Definition: Chronic systemic autoimmune inflammatory disease affecting synovial joints.
Key Term: Synovitis - inflammation of the synovial membrane.
Autoimmune Mechanism: Body's immune system mistakenly attacks its own cells.
Demographics: Predominantly affects women, particularly those of older age.
Risk Factors:
Smoking
Obesity
Female gender
Increasing age
Genetic predisposition and family history.
Symmetrical Joint Involvement: Primarily affects distal small joints (e.g., hands, wrists, feet).
Common Deformities:
Ulnar Deviation: Rupture of collateral ligaments in MCP joints.
Swan Neck Deformity: Rupture of the palm and sole plate of PIP joints.
Boutonniere Deformity: Rupture of central extensor tendons.
Possible Manifestations: Muscle wasting and tendon ruptures.
Underlying Mechanism: Triggered in genetically susceptible individuals by exposure to unknown antigens.
Cellular Activation:
Activation of CD4 T cells leads to release of inflammatory mediators and cytokines.
Prominent cytokines involved are Tumor Necrosis Factor (TNF) and Interleukin-1 (IL-1).
Progressive Damage: Results in joint destruction through mechanisms such as osteoclast activation.
Normal Function: Synovium is thin (1-3mm), acting as a barrier and nutrient source for cartilage.
Thickening in RA: Can expand to 8-10mm leading to synovitis and cartilage destruction.
Criteria for Diagnosis: Need to meet 4 out of 7 criteria:
Morning stiffness lasting at least 1 hour for 6 weeks.
Soft tissue swelling for at least 6 weeks.
Swelling in specific joints (PIP, MCP, wrist).
Symmetrical joint swelling for 6 weeks.
Presence of subcutaneous nodules.
Positive rheumatoid factor or anti-CCP antibodies.
Radiographic features of RA.
Early Treatment Goals: Focus on improving quality of life and achieving remission.
First-line Treatment: DMARDs (Disease-Modifying Antirheumatic Drugs) are essential for RA management.
Methotrexate: Preferred DMARD, requires monitoring due to potential side effects such as hepatotoxicity.
Other DMARDs:
Leflunomide: Inhibits pyrimidine synthesis; requires loading dose.
Sulfasalazine: Effective with significant anti-inflammatory and antimicrobial effects.
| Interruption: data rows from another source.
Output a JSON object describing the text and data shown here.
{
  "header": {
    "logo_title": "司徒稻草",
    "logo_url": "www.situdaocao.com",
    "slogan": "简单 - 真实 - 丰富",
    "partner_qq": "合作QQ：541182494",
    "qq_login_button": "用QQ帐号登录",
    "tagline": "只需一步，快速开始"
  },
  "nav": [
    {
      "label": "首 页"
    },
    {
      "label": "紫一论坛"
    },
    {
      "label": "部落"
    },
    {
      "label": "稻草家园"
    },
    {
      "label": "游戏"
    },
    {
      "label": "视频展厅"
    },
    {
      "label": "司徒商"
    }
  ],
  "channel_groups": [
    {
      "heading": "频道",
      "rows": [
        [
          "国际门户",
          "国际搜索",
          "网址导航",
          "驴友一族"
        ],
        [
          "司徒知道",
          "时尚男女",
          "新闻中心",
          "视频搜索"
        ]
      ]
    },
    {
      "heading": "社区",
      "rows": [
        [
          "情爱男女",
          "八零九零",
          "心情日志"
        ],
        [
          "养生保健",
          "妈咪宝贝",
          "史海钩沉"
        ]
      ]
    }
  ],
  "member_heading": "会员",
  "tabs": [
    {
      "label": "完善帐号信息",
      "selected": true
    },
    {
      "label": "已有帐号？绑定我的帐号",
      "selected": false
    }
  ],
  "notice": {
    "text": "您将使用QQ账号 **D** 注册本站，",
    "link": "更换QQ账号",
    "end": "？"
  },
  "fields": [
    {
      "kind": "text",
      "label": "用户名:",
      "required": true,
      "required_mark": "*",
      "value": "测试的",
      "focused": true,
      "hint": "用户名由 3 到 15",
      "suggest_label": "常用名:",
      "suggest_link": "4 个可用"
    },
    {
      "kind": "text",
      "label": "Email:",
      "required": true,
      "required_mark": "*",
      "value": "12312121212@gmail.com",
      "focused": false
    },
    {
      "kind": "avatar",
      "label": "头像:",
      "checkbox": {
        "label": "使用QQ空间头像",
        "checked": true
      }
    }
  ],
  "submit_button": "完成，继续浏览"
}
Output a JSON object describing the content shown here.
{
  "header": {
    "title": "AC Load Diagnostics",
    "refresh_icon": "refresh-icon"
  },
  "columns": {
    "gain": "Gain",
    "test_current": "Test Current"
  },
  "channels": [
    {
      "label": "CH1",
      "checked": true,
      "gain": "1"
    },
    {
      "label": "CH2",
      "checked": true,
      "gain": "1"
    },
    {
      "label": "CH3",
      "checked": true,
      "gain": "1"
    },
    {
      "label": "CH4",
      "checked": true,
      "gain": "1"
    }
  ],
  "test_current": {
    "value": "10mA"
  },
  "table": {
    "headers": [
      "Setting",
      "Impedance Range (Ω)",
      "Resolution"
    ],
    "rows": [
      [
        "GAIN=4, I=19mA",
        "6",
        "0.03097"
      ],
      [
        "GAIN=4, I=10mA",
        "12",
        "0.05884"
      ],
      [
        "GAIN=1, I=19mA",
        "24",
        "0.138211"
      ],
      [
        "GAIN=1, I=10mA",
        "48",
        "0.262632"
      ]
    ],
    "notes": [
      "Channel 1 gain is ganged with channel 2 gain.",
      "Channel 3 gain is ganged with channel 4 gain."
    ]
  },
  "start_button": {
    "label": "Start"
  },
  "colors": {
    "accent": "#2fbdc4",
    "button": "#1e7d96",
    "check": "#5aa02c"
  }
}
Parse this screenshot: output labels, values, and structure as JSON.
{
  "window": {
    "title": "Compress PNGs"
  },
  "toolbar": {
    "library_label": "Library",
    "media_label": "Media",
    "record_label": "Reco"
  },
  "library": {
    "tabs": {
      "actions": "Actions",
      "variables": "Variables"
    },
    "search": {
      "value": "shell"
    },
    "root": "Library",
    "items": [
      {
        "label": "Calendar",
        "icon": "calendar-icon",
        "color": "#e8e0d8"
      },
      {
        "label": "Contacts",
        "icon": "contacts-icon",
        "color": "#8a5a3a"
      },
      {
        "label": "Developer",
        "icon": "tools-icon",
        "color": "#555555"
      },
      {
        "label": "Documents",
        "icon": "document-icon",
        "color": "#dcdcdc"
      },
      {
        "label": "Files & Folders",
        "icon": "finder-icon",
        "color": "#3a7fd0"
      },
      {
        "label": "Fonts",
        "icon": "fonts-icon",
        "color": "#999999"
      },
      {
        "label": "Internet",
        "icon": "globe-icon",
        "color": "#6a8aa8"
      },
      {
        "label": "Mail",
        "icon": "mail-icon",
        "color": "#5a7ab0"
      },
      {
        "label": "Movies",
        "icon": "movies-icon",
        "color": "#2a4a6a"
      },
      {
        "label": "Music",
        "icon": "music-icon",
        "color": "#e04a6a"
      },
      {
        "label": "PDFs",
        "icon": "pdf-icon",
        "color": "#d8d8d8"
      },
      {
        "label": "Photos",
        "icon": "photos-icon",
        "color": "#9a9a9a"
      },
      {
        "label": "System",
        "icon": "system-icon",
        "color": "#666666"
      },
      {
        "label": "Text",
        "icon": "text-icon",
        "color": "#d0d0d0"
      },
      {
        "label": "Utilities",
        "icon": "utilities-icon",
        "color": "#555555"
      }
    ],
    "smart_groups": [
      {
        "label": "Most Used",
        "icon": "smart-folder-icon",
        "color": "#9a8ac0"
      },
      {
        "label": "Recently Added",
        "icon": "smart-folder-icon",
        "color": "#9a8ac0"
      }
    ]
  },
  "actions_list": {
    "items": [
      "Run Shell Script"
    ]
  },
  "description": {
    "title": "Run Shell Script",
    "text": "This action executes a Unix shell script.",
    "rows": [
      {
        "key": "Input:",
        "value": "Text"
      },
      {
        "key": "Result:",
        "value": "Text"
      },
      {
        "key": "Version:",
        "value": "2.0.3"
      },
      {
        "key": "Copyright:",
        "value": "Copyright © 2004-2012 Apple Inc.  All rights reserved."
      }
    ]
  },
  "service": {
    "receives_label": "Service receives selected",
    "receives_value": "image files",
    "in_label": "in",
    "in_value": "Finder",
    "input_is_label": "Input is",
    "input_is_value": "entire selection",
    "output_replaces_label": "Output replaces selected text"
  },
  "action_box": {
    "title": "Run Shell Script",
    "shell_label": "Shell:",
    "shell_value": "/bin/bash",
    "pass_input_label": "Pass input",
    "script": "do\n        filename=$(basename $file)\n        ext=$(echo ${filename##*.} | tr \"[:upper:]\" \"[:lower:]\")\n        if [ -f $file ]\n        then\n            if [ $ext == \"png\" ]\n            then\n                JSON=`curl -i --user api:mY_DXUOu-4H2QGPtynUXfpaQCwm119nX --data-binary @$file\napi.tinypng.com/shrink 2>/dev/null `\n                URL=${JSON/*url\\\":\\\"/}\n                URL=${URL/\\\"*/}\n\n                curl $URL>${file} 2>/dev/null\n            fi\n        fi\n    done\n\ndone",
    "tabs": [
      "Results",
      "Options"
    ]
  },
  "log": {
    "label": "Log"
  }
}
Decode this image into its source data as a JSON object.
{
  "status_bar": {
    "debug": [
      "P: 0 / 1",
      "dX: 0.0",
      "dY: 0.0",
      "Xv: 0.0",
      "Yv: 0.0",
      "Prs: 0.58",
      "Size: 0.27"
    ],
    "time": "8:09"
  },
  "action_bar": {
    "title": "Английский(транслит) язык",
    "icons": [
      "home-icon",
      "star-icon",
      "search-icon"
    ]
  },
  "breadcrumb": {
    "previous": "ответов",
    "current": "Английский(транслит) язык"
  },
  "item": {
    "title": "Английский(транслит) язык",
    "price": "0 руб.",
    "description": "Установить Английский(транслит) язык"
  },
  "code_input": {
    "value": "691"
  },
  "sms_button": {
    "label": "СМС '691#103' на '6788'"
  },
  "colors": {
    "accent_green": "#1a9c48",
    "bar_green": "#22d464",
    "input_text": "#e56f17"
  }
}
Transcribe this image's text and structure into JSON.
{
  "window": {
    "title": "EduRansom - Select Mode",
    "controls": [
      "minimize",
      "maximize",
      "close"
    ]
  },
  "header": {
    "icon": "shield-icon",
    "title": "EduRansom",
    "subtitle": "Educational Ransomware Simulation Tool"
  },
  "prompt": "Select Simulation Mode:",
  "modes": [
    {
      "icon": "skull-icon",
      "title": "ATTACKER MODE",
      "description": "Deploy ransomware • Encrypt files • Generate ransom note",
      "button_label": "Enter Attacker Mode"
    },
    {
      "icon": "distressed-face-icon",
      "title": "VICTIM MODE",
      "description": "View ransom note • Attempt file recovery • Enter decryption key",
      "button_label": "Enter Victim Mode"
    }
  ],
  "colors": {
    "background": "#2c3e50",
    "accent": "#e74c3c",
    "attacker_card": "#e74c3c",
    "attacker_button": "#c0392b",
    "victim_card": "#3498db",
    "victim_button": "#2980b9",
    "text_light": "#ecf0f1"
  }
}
Hydroxychloroquine (Plaquenil): Often used in combination; regular eye exams needed due to potential toxicity.
Biologic DMARDs:
TNF Inhibitors: For patients unresponsive to DMARDs, include Enbrel, Humira, and Remicade.
Nontumor Necrosis Factor Inhibitors: Such as Rituxan (depletes B cells) mean targeting different mechanisms in the inflammatory pathway.
Initial Approach: Start treatment with DMARD upon diagnosis.
Monitoring: Necessary for treatment efficacy and side effects; adjust based on patient response and disease activity.
Potential Complications: Increased risk for cardiovascular events, other systemic manifestations, and possible increased cancer risk in RA patients.
Non-Pharmacological Treatments: Include physical therapy and lifestyle adjustments.
Importance of Education: Understanding the pathophysiology of RA is crucial for effective treatment and patient outcomes.
Ongoing research is crucial for developing newer therapies and improving patient care.